自由なプラットフォームは俊敏性を向上させる
そもそも、仮想化技術を中心としてIaaS分野で強みを持つヴイエムウェアがPaaSに注力する意図は何なのか。シャネゾン氏はその点について、ユーザーの俊敏性を向上させ、生産性を高めるというニーズに応えるものだと話す。
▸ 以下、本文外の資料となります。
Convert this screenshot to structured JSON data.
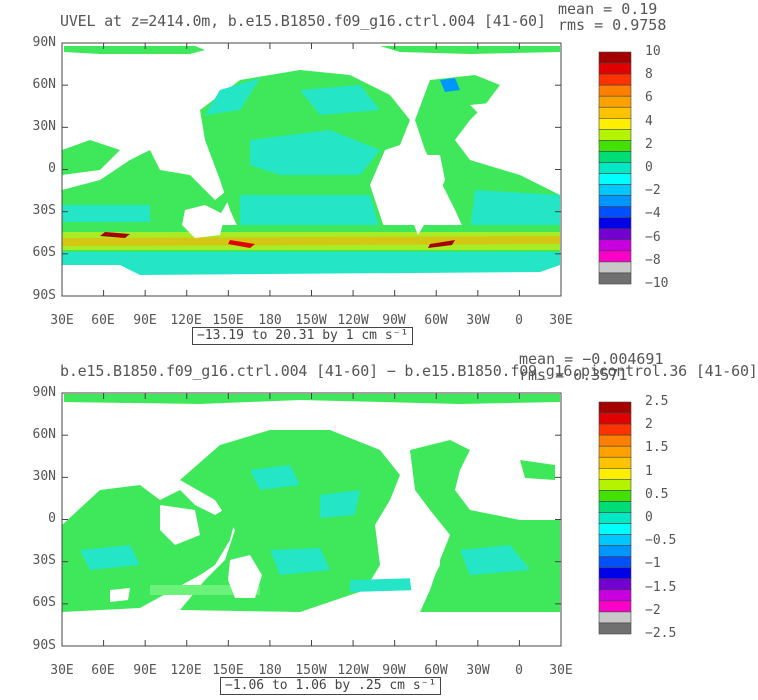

同氏によると、ハードウェアについてはCPUの性能向上や仮想化技術などにより生産性が年々高まっているが、ソフトウェアはそうなっていないという。むしろ、製品やサービスのライフサイクルとリードタイムが短くなり、いかに俊敏にリリースしていくかが問われる時代にあって、開発者の負荷はより高まっている状況にある。そのため、「製品開発における俊敏性を高め、開発者の生産性を高めるには、インフラストラクチャではなく、もう一段上のプラットフォーム上での取り組みが重要になってきた」(同氏)という。マルチ言語、マルチサービスへの対応やオープンソースという提供形態もそうした意図のもとで進められているものだ。
パトリック・シャネゾン氏
また、オープンソースとプロプライエタリなソフトウェアでどのくらい俊敏性に差があるかについては、PHPのサポートを例に挙げてこう説明する。
「Google App EngineでPHPをサポートしてほしいという要望があったが、3年かかって出た結論は『サポートしない』だった。一方、Cloud Foundryでは、要望があってからわずか2週間でPHPがサポートされた」(同氏)
Cloud Foundlyは、公開から1年もたっておらず現在もベータ版での提供だが、ユーザーの関心は非常に高いという。特に、日本国内ではすでにCloud Foundryを用いたプライベートクラウドを構築している楽天をはじめとして、ユーザー企業の開発者、PaaS提供事業者などの取り組みが活発化している状況だ。
仮想化ベンダーからプラットフォームベンダーへと軸足を移すヴイエムウェアの中核を担うサービスとして今後の展開に注目が集まる。